WRTA
- Altoona, Pennsylvania; United States;
- Broadcast area: Altoona, Pennsylvania; Blair County, Pennsylvania;
- Frequency: 1240 kHz
- Branding: "Talk Radio 98.5 & 1240 WRTA"

Programming
- Format: News/talk
- Affiliations: Fox News Radio; Accuweather; Compass Media Networks; Premiere Networks; Westwood One; Altoona Curve;

Ownership
- Owner: Matthew W. Lightner; (Lightner Communications LLC);
- Sister stations: WBRX; WBXQ; WKMC; WTRN; WYUP;

History
- First air date: 1946
- Call sign meaning: Roy Thompson Altoona

Technical information
- Licensing authority: FCC
- Facility ID: 67505
- Class: C
- Power: 1,000 watts unlimited
- Transmitter coordinates: 40°30′26.3″N 78°25′14″W﻿ / ﻿40.507306°N 78.42056°W
- Translator: 98.5 W253CJ (Altoona)

Links
- Public license information: Public file; LMS;
- Webcast: Listen live
- Website: www.lightnercommunications.com/wrta-2/

= WRTA (AM) =

WRTA (1240 kHz) is a news/talk formatted broadcast radio station licensed to Altoona, Pennsylvania, serving Altoona and Blair County, Pennsylvania. WRTA is owned and operated by Matt Lightner, through licensee Lightner Communications LLC.

==History==
WRTA began broadcasting June 18, 1947, on 1240 kHz with 250 watts of power. The station was an ABC affiliate and was owned by Roy Thompson.

Roy Thompson sold WRTA to the Altoona Trans Audio Corporation in March 1956. The Altoona Trans Audio Corporation was composed of Martin J. Malarkey Jr., John L. Miller, Horace Richards, and Louis "Lou" Murray. In September 1982, the Altoona Trans Audio Corporation elected David Rodney "Rod" Wolf President and Chief Operating Officer.
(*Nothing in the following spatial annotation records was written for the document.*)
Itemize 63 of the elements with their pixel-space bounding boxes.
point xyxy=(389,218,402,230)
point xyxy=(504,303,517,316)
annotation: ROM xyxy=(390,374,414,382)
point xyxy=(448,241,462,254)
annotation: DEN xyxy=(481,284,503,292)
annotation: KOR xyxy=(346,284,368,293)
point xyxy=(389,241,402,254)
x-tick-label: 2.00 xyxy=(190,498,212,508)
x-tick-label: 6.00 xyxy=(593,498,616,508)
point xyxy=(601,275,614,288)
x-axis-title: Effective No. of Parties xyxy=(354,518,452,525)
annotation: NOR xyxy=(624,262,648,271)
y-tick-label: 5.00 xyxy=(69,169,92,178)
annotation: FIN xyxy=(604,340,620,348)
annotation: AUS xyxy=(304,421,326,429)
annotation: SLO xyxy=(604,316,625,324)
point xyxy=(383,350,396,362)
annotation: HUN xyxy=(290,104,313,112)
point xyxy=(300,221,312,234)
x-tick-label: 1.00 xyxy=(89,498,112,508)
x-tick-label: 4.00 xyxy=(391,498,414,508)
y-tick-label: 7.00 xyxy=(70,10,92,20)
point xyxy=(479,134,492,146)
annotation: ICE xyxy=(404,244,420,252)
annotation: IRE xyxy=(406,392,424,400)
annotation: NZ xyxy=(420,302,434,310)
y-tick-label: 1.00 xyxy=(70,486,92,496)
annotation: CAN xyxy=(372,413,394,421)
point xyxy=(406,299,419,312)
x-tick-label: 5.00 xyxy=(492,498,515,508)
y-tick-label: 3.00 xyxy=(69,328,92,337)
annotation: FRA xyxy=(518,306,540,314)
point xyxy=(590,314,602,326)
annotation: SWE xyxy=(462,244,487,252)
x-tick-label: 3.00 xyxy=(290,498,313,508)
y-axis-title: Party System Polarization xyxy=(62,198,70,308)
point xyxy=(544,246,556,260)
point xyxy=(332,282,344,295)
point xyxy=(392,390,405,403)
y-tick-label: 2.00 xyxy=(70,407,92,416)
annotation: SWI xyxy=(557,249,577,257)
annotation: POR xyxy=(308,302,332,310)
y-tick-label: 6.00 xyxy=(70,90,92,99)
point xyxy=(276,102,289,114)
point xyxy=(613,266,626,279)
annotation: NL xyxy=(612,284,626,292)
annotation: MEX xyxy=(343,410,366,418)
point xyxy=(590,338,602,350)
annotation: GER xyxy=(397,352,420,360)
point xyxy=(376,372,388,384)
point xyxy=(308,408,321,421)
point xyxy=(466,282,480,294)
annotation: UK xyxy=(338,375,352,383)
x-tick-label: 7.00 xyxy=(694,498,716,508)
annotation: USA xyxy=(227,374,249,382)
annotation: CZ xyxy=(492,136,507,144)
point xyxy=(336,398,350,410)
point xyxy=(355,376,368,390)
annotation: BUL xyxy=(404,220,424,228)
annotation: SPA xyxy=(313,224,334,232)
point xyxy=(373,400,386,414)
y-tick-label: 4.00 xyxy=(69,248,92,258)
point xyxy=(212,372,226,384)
Wolf still maintained his positions as Treasurer and General Manager. Rod Wolf joined WRTA in January 1957 where he served in multiple capacities on and off the air.

Rod Wolf, President of Altoona Trans Audio, announced the sale of WRTA to David A. Barger, president of Handsome Brothers Inc., in November 2003. The sale marked the first change in ownership of WRTA in more than 45 years. Rebecca Barger sold the station to Lightner Communications, LLC (Matt Lightner) in July 2019, joining it with stations WKMC, WYUP, WBRX, WBXQ and WTRN. Matt Lightner is a long time Broadcast Engineer and area business owner. The sale was consummated on October 1, 2019, at a price of $675,000.

WRTA added an FM translator at 98.5 MHz (W253CJ) that provides city grade FM coverage of Altoona and coverage in all of Blair County, and part of Cambria County.